Creating a (new) training will cost a lot of time and it's almost unfeasable to give trainings for a living or earn enough money with trainings if you have to rewrite every training every single time you have to give it. One of the big obstacles in finding and having more Plone trainers world wide is the availability of current and up to date material.
The idea of sharing the Plone training material world wide is that you can focus on finding students and preparing and giving a training in a sustainable way and that we share the burden of keeping the training material up to date.
Verify the training location and facilities#
If you organise your own training location you have control over most variables. If the trainings takes place 'on premise' at customer, there are some extra things to watch out for.
The most hideous one is when you verify beforehand that there is an internet connection and you find out on the training day it's heaviliy firewalled and you cannot download any package from PyPI. Good luck!
Plenty of power outlets.
Networking equipment and enough bandwidth.
Have some drinks and snacks ready for the short breaks.
Have a location where people can walk during a break and in general refresh their minds.
A beamer/projector set up in a room that you don't have to darken too much to see anything.
Depending on how you teach and which materials you have, it can be great to have two beamers and laptops: on one beamer you can present the agenda, schedule, excercices or training material.
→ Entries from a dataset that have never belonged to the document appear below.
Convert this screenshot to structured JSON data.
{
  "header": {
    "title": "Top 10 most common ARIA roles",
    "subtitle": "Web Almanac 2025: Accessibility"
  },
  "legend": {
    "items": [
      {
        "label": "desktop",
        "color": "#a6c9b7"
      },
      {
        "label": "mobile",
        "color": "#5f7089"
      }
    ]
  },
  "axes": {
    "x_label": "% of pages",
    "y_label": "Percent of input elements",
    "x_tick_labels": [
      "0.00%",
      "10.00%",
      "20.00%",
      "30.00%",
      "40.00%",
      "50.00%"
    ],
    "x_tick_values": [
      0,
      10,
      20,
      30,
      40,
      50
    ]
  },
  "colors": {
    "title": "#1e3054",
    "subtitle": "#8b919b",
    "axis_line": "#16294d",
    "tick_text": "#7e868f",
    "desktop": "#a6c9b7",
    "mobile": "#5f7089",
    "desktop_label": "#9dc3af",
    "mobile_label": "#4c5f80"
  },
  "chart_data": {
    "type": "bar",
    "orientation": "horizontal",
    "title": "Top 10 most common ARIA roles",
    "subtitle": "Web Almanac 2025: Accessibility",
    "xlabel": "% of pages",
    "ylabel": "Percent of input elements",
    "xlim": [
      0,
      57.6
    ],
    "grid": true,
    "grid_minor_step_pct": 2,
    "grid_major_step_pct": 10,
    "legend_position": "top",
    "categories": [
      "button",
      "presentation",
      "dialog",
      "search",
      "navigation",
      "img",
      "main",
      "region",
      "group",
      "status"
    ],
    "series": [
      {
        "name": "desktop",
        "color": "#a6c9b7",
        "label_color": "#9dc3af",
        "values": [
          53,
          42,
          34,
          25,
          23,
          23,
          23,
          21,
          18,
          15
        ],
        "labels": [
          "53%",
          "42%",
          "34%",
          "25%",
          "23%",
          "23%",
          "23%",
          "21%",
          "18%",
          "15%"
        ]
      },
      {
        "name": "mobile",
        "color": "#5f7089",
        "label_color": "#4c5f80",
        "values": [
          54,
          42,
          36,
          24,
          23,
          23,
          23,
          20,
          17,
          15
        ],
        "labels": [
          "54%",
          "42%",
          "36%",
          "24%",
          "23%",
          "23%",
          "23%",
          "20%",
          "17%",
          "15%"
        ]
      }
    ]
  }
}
And the other laptop/beamer can be dedicated to showing hands-on demo's of editing content, developing, running, whatever.
Why: It can be quite confusing for student to follow you if you command/alt-tab through windows every 3 seconds and the sentence they were just reading from the training material disappears from view again. It provides extra context.
Depending on the kind of training you give it can be wise to verify the capabilities of the laptops that students have to bring with them to the training if it is for example a developer oriented training.
We've experimented with virtual machines set-ups in the past at PloneConf trainings and there is a lot of development in this area with complete online environments to teach, but in general: verifiy that students have access on their laptops to install stuff admin permissions, if you're going the virtual machine route check that their laptops are capable of running virtual machines. Minimum amount or RAM, etc. etc.
Prepare for the worst#
If you want to be absolutely sure that you can give a training anywhere/anytime, prepare for the worst:
No internet connection. Set up a local pypi mirror for a developer training where you have all the packages available. Bring material with you to set up a local network with an extra Plone server configured and ready if you're doing an end user/webmaster/integrator kind of training.
Prepare virtual machine images beforehand that people can use.
Bring some extra power outlets and cabling and a wifi router/base station.
Have at least some outlines of your training material with you printed.
Have a backup laptop/machine/NUC if you can afford it.